A la lisière de l’art contemporain et de la bande dessinée, Sammy Stein rayonne dans un paysage indéterminé, entre le livre, l’exposition, l’Internet et la musique. D’où peut-être le caractère transitoire de son travail, le chantier permanent de son trait de crayon.

Avec Claquettes et dancemusic, l’auteur rassemble une séquence d’environ deux années de dessins, réalisés pour l’édition et pour des accrochages ponctuels. On y retrouve cette veine grotesque imparable, ce tricot d’histoires à dormir debout. Les planches de Sammy Stein sont rangées en séries, elles-mêmes agencées dans un ordre obscur, souvent à mille lieux de la logique.
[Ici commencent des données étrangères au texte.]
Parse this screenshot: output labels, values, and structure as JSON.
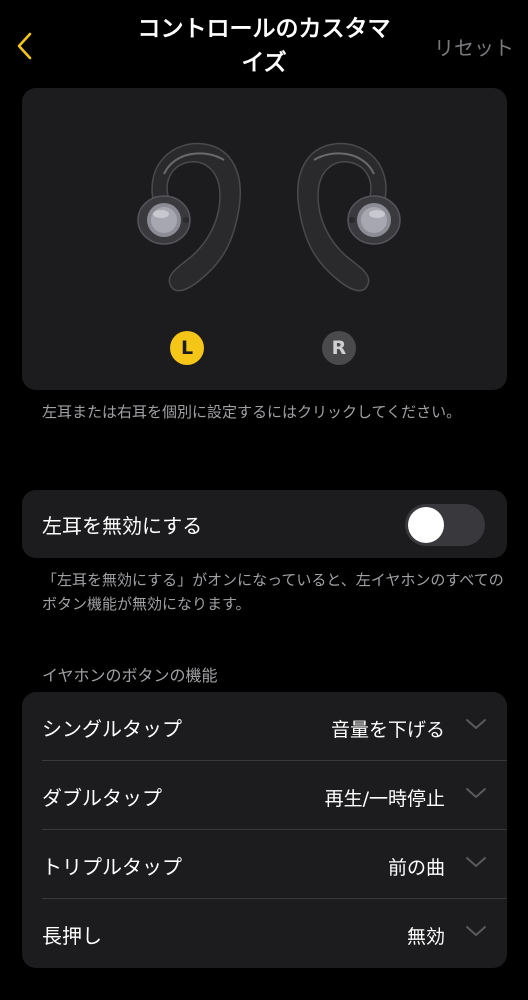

Elles sont titrées «moto, moyen-âge, spores», «science, sexe, cactus» ou plus feuilletonesque, «les racines du mal», «amour/amitié, passions/confessions».
Le texte prend ici une place déterminante, pour intituler ou guider la lecture du dessin. Pour aiguiller également le lecteur vers une deuxième approche, à rebours ou en appui de l’image, surtout quand elle se montre impénétrable.

Une centaine de pages plus ou moins denses, des dessins jetés sur la feuille comme de véritables haïkus. Sans scories broussailleuses, plutôt légers, discrets, en retrait des métaphores trop ennuyeuses. Les pensées que ses dessins distillent fleurissent dans cet apprêt poétique, elles tiennent de la fulgurance et de la parole inconsciente. Du non-sens britannique même, le maniérisme en moins peut-être.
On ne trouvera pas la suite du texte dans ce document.